Tout au long de son histoire, des placards aux mazarinades, de l'Affaire Calas de
Voltaire au J'accuse d'
Emile Zola, d'Elie Fréron à
Léon Bloy, de
Camille Desmoulins à
Octave Mirbeau, et tant d'autres qu'il serait laborieux de tous nommer, (et nous ne citons-là que ceux antérieurs au XXème siècle) notre pays regorgea de polémistes, critiques et autres pamphlétaires en tous genres. Sans aucun doute tenons-nous la dragée haute à bien d'autres nations en la matière, tant notre goût en matière d'argutie et autre joyeusetés politique occupe depuis longtemps livres, magasines et feuilles de choux. Rares sont cependant les très grandes plumes ayant mêlé humour et sens critique, verve ironique et escarmouche politique, dérision formelle et gravité du débat au niveau de l'écrivain, journaliste et humoriste américain Samuel Langhorne Clemens alias
Mark Twain.
C'est en tout cas ce que donne à penser cet étonnant petit ouvrage des Editions du Sonneur que leur traducteur a artificiellement, mais avec une gourmandise assumée et maligne, intitulé "Moi, candidat". En quelques soixante-pages et cinq articles rédigés pour la presse de son temps ou à l'occasion de conférences, l'auteur de "
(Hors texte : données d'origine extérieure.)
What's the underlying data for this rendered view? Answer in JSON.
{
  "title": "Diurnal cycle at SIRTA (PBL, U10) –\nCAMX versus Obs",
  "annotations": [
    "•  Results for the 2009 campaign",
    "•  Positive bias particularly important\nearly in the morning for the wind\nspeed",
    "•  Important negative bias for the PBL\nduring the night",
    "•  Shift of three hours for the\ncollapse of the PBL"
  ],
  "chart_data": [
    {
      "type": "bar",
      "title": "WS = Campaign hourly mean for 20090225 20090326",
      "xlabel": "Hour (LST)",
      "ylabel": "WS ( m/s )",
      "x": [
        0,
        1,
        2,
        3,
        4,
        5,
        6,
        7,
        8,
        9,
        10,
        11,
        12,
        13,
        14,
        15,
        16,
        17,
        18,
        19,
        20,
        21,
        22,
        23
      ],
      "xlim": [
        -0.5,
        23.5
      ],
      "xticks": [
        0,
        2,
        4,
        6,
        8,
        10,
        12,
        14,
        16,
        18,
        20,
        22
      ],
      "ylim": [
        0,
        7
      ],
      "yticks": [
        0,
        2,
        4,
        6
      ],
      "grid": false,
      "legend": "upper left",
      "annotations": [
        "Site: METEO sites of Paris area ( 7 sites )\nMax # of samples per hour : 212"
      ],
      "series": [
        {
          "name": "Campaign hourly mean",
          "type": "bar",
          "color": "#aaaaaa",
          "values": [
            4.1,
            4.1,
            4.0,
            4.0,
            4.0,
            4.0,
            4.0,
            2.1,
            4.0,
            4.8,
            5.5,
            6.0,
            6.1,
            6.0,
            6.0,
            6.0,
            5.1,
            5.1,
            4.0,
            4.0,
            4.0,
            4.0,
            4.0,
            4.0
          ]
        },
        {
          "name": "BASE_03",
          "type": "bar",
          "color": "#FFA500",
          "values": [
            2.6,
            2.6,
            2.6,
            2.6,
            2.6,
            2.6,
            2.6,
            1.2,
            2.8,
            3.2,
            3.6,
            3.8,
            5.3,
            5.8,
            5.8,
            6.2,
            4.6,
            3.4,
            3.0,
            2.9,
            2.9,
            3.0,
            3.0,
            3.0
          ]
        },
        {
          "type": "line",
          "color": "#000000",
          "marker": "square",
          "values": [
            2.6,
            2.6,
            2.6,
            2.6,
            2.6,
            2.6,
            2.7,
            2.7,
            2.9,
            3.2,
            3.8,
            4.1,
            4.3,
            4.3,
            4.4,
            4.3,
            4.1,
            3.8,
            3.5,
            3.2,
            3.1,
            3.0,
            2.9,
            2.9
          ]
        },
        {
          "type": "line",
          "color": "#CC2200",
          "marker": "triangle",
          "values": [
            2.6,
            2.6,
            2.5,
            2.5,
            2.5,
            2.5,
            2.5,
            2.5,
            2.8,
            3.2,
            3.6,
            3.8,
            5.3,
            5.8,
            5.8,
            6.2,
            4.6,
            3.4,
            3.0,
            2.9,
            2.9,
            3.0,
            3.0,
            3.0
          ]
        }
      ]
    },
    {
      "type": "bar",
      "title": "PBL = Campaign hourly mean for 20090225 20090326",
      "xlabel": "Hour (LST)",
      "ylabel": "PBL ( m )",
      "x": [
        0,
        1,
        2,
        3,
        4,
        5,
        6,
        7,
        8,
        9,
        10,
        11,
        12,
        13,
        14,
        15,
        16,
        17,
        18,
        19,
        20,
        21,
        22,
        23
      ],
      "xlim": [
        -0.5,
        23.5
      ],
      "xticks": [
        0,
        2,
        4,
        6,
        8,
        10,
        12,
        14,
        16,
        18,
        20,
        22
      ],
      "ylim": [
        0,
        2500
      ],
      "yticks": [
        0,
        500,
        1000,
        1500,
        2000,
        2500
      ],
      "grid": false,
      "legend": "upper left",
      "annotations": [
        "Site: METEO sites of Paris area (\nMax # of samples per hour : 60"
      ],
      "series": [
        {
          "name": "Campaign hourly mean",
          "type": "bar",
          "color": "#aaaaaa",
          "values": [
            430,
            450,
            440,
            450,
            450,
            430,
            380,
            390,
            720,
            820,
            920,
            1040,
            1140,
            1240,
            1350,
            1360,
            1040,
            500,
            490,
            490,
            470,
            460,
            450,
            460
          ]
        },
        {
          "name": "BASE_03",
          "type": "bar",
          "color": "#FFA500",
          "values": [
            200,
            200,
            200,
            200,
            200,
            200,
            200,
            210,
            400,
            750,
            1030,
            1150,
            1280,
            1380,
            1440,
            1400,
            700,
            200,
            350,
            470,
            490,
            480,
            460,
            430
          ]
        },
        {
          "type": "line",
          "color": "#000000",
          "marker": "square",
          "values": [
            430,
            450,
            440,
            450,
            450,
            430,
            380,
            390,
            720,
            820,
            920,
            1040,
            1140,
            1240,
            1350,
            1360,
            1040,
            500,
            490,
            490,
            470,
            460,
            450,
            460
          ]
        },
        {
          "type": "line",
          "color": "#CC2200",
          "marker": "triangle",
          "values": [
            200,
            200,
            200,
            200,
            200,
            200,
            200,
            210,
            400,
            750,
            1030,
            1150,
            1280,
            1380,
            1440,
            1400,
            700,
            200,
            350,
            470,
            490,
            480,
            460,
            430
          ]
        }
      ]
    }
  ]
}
Les aventures de Tom Sawyer" dresse un portrait du monde politique et des hommes qui le compose particulièrement haut en couleur.
Si le premier texte fait ainsi état des dispositions d'un candidat au rôle de président des USA en démontrant que plus pourri que lui c'est impossible et de promettre de demeurer une fois élu le fumier qu'il a toujours été (que dès lors, il sera donc fidèle à la parole donnée...), dans le second, c'est un supposé
Mark Twain dépité qui abandonne son idée de devenir sénateur pour le parti des indépendants, les journaux de bas étage lui ayant inventé une telle symphonie de casseroles qu'il préfère jeter l'éponge et laisser les deux partis "traditionnels" défendre leurs politiciens véreux. Un troisième nous présente le même Twain adjoint d'un sénateur - ce qu'il fut véritablement pour un court laps de temps - expliquer comment il se fit virer de ce poste, à son plus grand désarroi et pour avoir - trop - scrupuleusement suivi les recommandations de son patron par l'entremise d'un certain nombre de courriers rédigés en son nom. La lecture des fameux courriers est particulièrement désopilante, et la (fausse) candeur de Twain enfonce encore un peu plus le clou ! Un peu plus loin, un homme se plaint d'un certain fonctionnement de la parole politique -en ce qu'elle a tendance à vider le verbe de tout sens -, constatant à son désavantage que de tourner sa veste (une fois et même pour de dignes motifs) est affreusement mal vu tandis que de le faire une seconde fois dans le sens inverse est assez généralement plutôt bien pris. Comment une chose peut à la fois s'avérer bien et mal, c'est là ce que l'on peut légitimement se demander. L'ultime texte est une fausse oraison funèbre rédigée à l'occasion de la mort fictive d'un militant... Et ça déménage dans le domaine la dérision et de l'humour découpé à la hache !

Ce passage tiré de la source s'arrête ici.